I have a dataset imported from a large group of .csv file. The date imports as a factor, but the data is in the following format
, 11, 4480, - 4570,NE, 12525,LB, , 10, , , , 0, 7:26A,26OC11,
, 11, 7090, - 7290,NE, 5250,LB, , 9, , , , 0, 7:28A,26OC11,
, 11, 5050, - 5065,NE, 50,LB, , 7, , , , 0, 7:31A,26OC11,
, 12, 5440, - 5530,NE, 13225,LB, , 6, , , , 0, 8:10A,26OC11,
, 12, 1020, - 1220,NE, 12020,LB, , 14, , , , 0, 8:12A,26OC11,
, 12, 50, - 25,NE, 12040,LB, , 15, , , , 0, 8:13A,26OC11,
4
For example would be 26 Oct 2011. How would I convert these factors to a date and the time to a time. I need to be able to use the time to generate a time interval between records.
Are you sure there are only two letters for the month? That doesn't make any sense!, how do you tell between JUNE and JULY?. If you can get three letters you could do something simple like this.
as.Date(as.character(mydata$mydate), format = '%d%b%y')
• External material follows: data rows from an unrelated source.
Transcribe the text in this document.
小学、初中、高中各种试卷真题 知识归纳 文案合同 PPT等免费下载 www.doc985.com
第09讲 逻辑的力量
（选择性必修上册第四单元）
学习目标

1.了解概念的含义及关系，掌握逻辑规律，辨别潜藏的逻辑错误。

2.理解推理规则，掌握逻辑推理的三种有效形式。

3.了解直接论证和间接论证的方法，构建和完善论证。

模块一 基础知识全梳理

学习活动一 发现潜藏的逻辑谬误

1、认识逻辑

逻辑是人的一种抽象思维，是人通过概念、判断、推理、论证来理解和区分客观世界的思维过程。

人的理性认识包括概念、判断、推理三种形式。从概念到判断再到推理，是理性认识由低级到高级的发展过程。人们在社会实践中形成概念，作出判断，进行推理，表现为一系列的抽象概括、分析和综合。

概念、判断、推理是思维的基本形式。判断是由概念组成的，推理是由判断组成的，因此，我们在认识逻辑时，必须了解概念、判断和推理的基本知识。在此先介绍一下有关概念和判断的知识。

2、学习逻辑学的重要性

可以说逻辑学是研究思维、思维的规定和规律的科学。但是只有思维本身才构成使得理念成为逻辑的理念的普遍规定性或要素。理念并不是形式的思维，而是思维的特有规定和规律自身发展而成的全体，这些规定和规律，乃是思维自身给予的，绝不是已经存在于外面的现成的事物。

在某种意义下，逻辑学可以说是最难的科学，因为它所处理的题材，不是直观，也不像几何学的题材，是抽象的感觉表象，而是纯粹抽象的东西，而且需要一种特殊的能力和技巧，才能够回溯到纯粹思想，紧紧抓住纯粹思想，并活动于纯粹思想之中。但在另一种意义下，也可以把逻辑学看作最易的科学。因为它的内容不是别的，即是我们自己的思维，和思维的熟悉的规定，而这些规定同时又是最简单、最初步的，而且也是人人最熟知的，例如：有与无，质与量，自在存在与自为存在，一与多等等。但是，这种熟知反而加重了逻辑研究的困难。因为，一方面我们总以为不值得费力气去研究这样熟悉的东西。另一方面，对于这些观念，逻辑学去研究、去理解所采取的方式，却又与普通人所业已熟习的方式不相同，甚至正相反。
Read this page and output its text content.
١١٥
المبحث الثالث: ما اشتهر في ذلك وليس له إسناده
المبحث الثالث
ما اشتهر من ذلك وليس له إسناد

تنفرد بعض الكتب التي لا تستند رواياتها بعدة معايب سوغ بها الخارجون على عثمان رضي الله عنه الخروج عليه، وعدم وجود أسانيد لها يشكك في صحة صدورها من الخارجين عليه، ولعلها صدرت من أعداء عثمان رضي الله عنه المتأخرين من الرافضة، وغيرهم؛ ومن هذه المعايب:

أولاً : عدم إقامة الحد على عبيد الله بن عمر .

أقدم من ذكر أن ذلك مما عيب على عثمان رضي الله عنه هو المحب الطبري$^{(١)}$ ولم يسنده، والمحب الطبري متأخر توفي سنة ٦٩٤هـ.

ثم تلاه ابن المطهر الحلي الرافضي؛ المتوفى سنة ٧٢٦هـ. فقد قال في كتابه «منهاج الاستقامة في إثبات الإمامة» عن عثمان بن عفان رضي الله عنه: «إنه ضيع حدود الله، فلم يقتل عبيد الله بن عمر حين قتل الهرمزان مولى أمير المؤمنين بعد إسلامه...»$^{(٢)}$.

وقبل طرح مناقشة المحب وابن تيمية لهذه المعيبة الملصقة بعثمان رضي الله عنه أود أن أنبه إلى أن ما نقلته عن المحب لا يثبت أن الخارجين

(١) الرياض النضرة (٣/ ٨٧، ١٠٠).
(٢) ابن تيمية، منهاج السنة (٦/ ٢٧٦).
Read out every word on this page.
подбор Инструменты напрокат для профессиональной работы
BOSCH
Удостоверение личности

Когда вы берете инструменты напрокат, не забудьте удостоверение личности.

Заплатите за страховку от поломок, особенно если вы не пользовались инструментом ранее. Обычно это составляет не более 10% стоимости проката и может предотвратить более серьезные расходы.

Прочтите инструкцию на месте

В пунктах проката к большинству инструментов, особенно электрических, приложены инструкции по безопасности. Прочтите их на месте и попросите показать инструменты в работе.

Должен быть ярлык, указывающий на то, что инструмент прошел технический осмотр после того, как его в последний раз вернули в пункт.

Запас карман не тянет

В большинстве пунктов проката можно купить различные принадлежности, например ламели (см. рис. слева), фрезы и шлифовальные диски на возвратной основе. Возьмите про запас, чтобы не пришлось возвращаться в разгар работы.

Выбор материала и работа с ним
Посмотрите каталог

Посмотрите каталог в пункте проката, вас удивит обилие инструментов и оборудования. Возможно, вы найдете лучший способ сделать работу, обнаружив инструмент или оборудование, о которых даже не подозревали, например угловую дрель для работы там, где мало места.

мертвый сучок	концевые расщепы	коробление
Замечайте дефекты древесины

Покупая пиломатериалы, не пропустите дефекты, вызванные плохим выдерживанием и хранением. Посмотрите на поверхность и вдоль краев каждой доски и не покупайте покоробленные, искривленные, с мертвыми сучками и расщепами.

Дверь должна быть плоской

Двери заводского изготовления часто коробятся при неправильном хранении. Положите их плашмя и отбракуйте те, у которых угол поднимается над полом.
You could also use levels()[] instead of as.character(), but this should be simpler for now
Now if you also want the time. You can put it all together with this command
as.POSIXct(strptime(paste(as.character(mydata$mydate), paste(as.character(mydata$mytime), "M", sep = "")), "%d%b%y %I:%M%p"))
You have to be specially careful with the format. You can see a list of what %I, %d and so, means... here http://stat.ethz.ch/R-manual/R-devel/library/base/html/strptime.html
a <- c("26OC11", "01JA12")
month.abb.2 <- toupper(substr(month.abb, 0, 2))
for (i in seq_along(month.abb.2))
a <- sub(month.abb.2[i], month.abb[i], a)
as.Date(a, format="%d%b%y")
# [1] "2011-10-26" "2012-01-01"
However it would be interesting to see how Jul & Jun differ when you got only 2 characters for the month name. Looks unusual.
As mentioned , It is unsual to get 2 letters for a month, but you can add the missing letter using some regular expressions. Then you use dmy
from lubridate
to convert dates. Here I am using gsubfn
.
library(lubridate)
library(gsubfn)
dmy(gsubfn("OC|JA",list(OC="OCT",JA="JAN"), ## You can extend here for other months
c("26OC11","26JA12")))
[1] "2011-10-26 UTC" "2012-01-26 UTC"
This is how I ended up creating the date i needed
Day<-substring(Date,1,2)
Month<-substring(Date,3,4)
Year<-substring(Date,5,6)
Month<-replace(Month,Month=="AU",8)
Month<-replace(Month,Month=="JA",1)
Month<-replace(Month,Month=="FE",2)
Month<-replace(Month,Month=="MR",3)
Month<-replace(Month,Month=="AP",4)
Month<-replace(Month,Month=="MY",5)
Month<-replace(Month,Month=="JN",6)
Month<-replace(Month,Month=="JL",7)
Month<-replace(Month,Month=="SE",9)
Month<-replace(Month,Month=="OC",10)
Month<-replace(Month,Month=="NO",11)
Month<-replace(Month,Month=="DE",12)
Date2 <- as.Date( paste( Month , Day , Year, sep = "." ) , format = "%m.%d.%y" )
dataset$Day<-Day
dataset$Month<-Month
dataset$Year<-Year
dataset$Date2<-Date2
Weekday<-weekdays(Date2)
dataset$Weekday<-as.factor(Weekday)
Thanks for all the help